Federal officials, power companies and local charities are tapping resources from the District and its suburbs to help in relief efforts in Mississippi, Alabama and Louisiana, where Katrina made landfall as a Category 4 hurricane yesterday.

Officials said they are allowing their forces to travel to the hard-hit areas in the South because the National Weather Service has said that the remnants of Katrina are likely only to generate thunderstorms in the Washington area region.

Yesterday, the Federal Emergency Management Agency asked Montgomery County’s Urban Search and Rescue team to deploy at 7 a.m. today. The highly specialized division of the Montgomery County fire department performs technical rescues of people trapped in wreckage.

Pete Piringer, a department spokesman, said the team usually consists of about 60 to 70 members. Federal officials asked for a Type 3 deployment, which means that between 30 and 40 team members will head south.

Mr. Piringer said members of the team will travel in vans, and a tractor-trailer will carry their food, tents, sophisticated audio and camera equipment and other supplies used to locate and extract survivors.

Several of Montgomery County’s team members have been predeployed to Shreveport, La. and to Meridian, Miss.

Meanwhile, the American Red Cross has kicked off what it calls the largest mobilization of resources in its history for a single natural disaster.
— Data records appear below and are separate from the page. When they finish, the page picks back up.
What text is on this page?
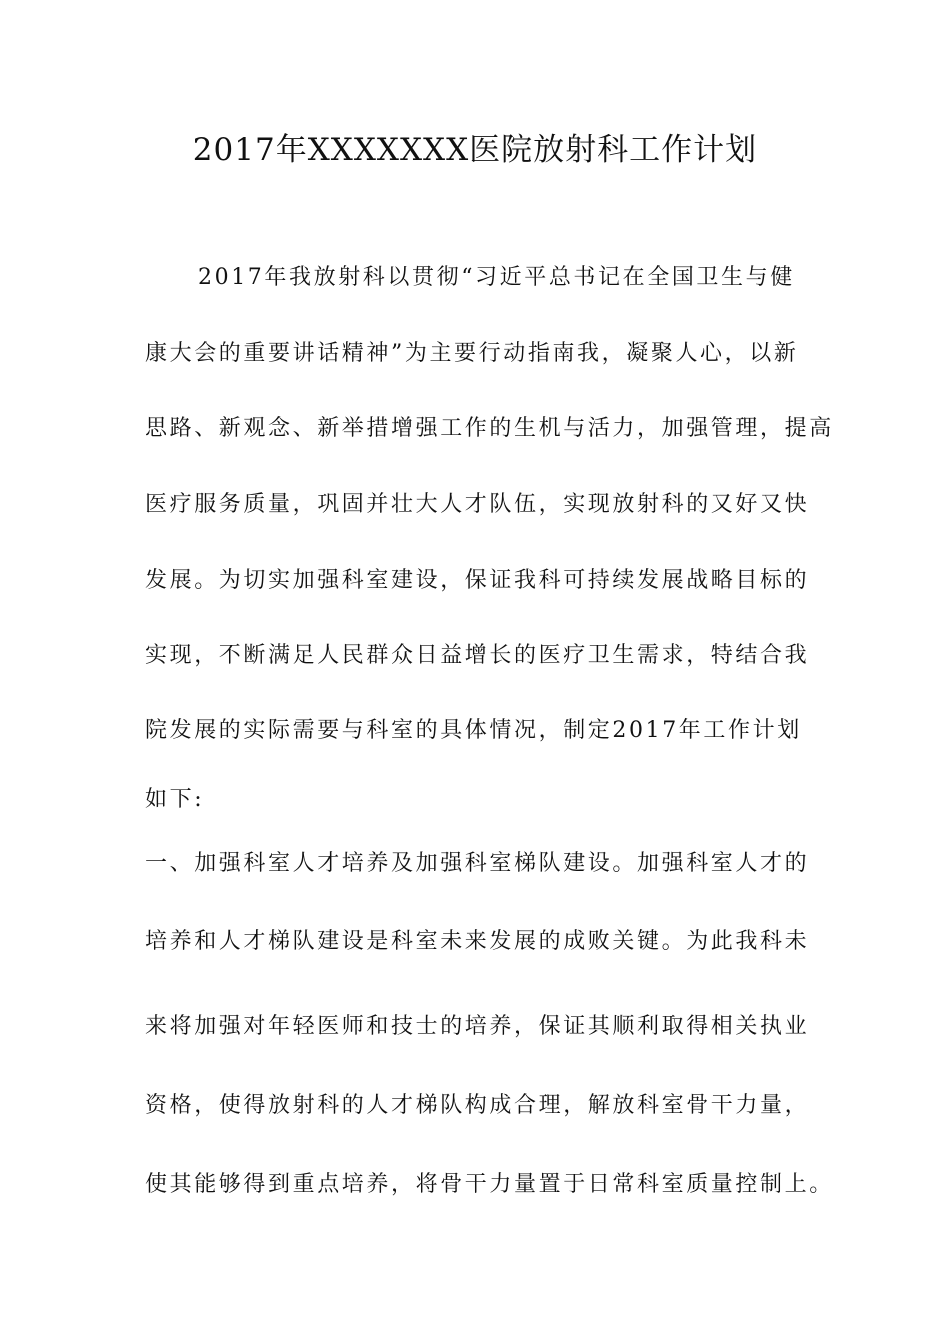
2017年XXXXXXX医院放射科工作计划
2017年我放射科以贯彻“习近平总书记在全国卫生与健
康大会的重要讲话精神”为主要行动指南我，凝聚人心，以新
思路、新观念、新举措增强工作的生机与活力，加强管理，提高
医疗服务质量，巩固并壮大人才队伍，实现放射科的又好又快
发展。为切实加强科室建设，保证我科可持续发展战略目标的
实现，不断满足人民群众日益增长的医疗卫生需求，特结合我
院发展的实际需要与科室的具体情况，制定2017年工作计划
如下:
一、加强科室人才培养及加强科室梯队建设。加强科室人才的
培养和人才梯队建设是科室未来发展的成败关键。为此我科未
来将加强对年轻医师和技士的培养，保证其顺利取得相关执业
资格，使得放射科的人才梯队构成合理，解放科室骨干力量，
使其能够得到重点培养，将骨干力量置于日常科室质量控制上。
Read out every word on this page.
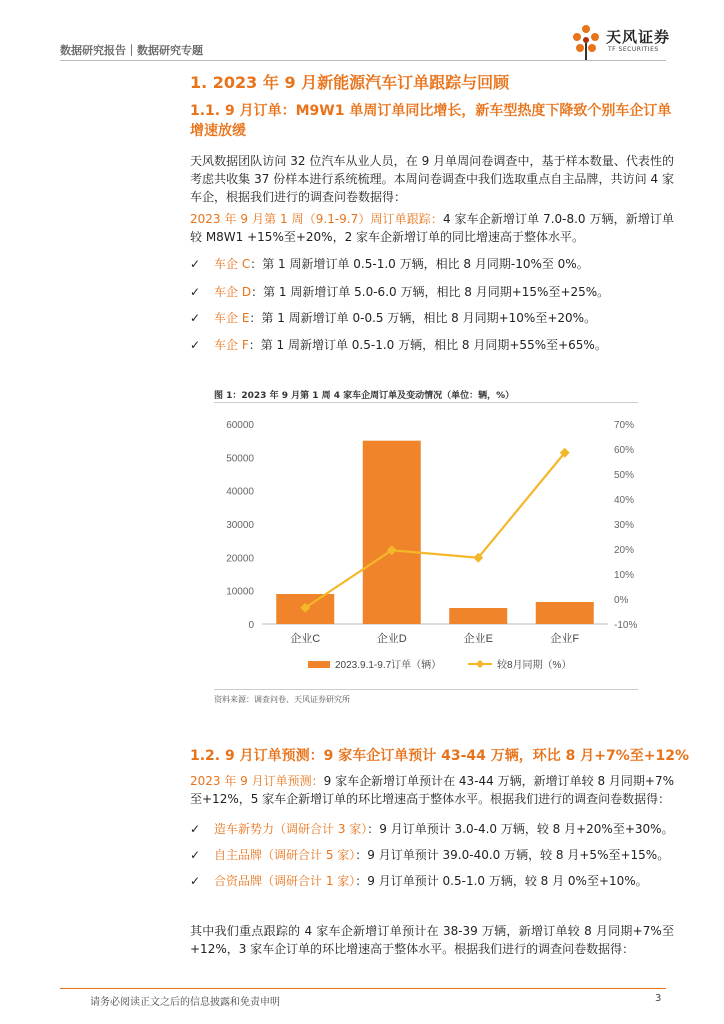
数据研究报告｜数据研究专题
天风证券
TF SECURITIES
1. 2023 年 9 月新能源汽车订单跟踪与回顾
1.1. 9 月订单：M9W1 单周订单同比增长，新车型热度下降致个别车企订单增速放缓
天风数据团队访问 32 位汽车从业人员，在 9 月单周问卷调查中，基于样本数量、代表性的考虑共收集 37 份样本进行系统梳理。本周问卷调查中我们选取重点自主品牌，共访问 4 家车企，根据我们进行的调查问卷数据得：
2023 年 9 月第 1 周（9.1-9.7）周订单跟踪：4 家车企新增订单 7.0-8.0 万辆，新增订单较 M8W1 +15%至+20%，2 家车企新增订单的同比增速高于整体水平。
✓ 车企 C：第 1 周新增订单 0.5-1.0 万辆，相比 8 月同期-10%至 0%。
✓ 车企 D：第 1 周新增订单 5.0-6.0 万辆，相比 8 月同期+15%至+25%。
✓ 车企 E：第 1 周新增订单 0-0.5 万辆，相比 8 月同期+10%至+20%。
✓ 车企 F：第 1 周新增订单 0.5-1.0 万辆，相比 8 月同期+55%至+65%。
图 1：2023 年 9 月第 1 周 4 家车企周订单及变动情况（单位：辆，%）
0
10000
20000
30000
40000
50000
60000
-10%
0%
10%
20%
30%
40%
50%
60%
70%
企业C	企业D	企业E	企业F
2023.9.1-9.7订单（辆）	较8月同期（%）
资料来源：调查问卷、天风证券研究所
1.2. 9 月订单预测：9 家车企订单预计 43-44 万辆，环比 8 月+7%至+12%
2023 年 9 月订单预测：9 家车企新增订单预计在 43-44 万辆，新增订单较 8 月同期+7%至+12%，5 家车企新增订单的环比增速高于整体水平。根据我们进行的调查问卷数据得：
✓ 造车新势力（调研合计 3 家）：9 月订单预计 3.0-4.0 万辆，较 8 月+20%至+30%。
✓ 自主品牌（调研合计 5 家）：9 月订单预计 39.0-40.0 万辆，较 8 月+5%至+15%。
✓ 合资品牌（调研合计 1 家）：9 月订单预计 0.5-1.0 万辆，较 8 月 0%至+10%。
其中我们重点跟踪的 4 家车企新增订单预计在 38-39 万辆，新增订单较 8 月同期+7%至+12%，3 家车企订单的环比增速高于整体水平。根据我们进行的调查问卷数据得：
请务必阅读正文之后的信息披露和免责申明	3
The organization is asking for hundreds of volunteers who can be ready within 24 hours and spend three weeks taking part in relief efforts.

“Once everything blows through, then there will be a movement to do mass care,” said Katie Murrin-Finch, a spokeswoman for the American Red Cross’ Alexandria chapter.

Cameron Ballantyne, a spokesman for the American Red Cross of the National Capital Area, said the region’s five emergency-response vehicles are making their way to a staging area in Little Rock, Ark.

The vehicles, which are ambulance-sized mobile canteens, are used as distribution sites and respond to large-scale emergencies. They are owned by the national Red Cross, but are deployed locally.

“These units could feed up to 1,000 people per day,” Mr. Ballantyne said.

Two such vehicles, along with their two-person crews of local volunteers, left from Annapolis and another from Alexandria Sunday. Volunteers will drive two more vehicles from Fairfax this morning.

Potomac Electric Power Co. officials have sent 70 line personnel, their trucks and equipment in convoys to the Gulf area to help local utility crews there restore power.

Mary-Beth Hutchinson, a Pepco spokeswoman, said the utility company is part of a mutual-aid network among power companies. She said one difficulty of sending assistance is that in some cases, a destructive storm in another part of the country is days away from striking home.

“The prediction was such that we felt comfortable sending those personnel, but we need to maintain a reaction force here,” she said.

David Botkins, a spokesman for Dominion Virginia Power, said that company sent 300 workers to Florida Thursday after Katrina swept through the southern part of the state.

An additional 200 Dominion Virginia workers are expected to leave this morning for Mississippi and Louisiana.

“Obviously, the damage is so bad, so extensive, so wide-ranging, that we won’t know until tomorrow where they will be deployed,” Mr. Botkins said.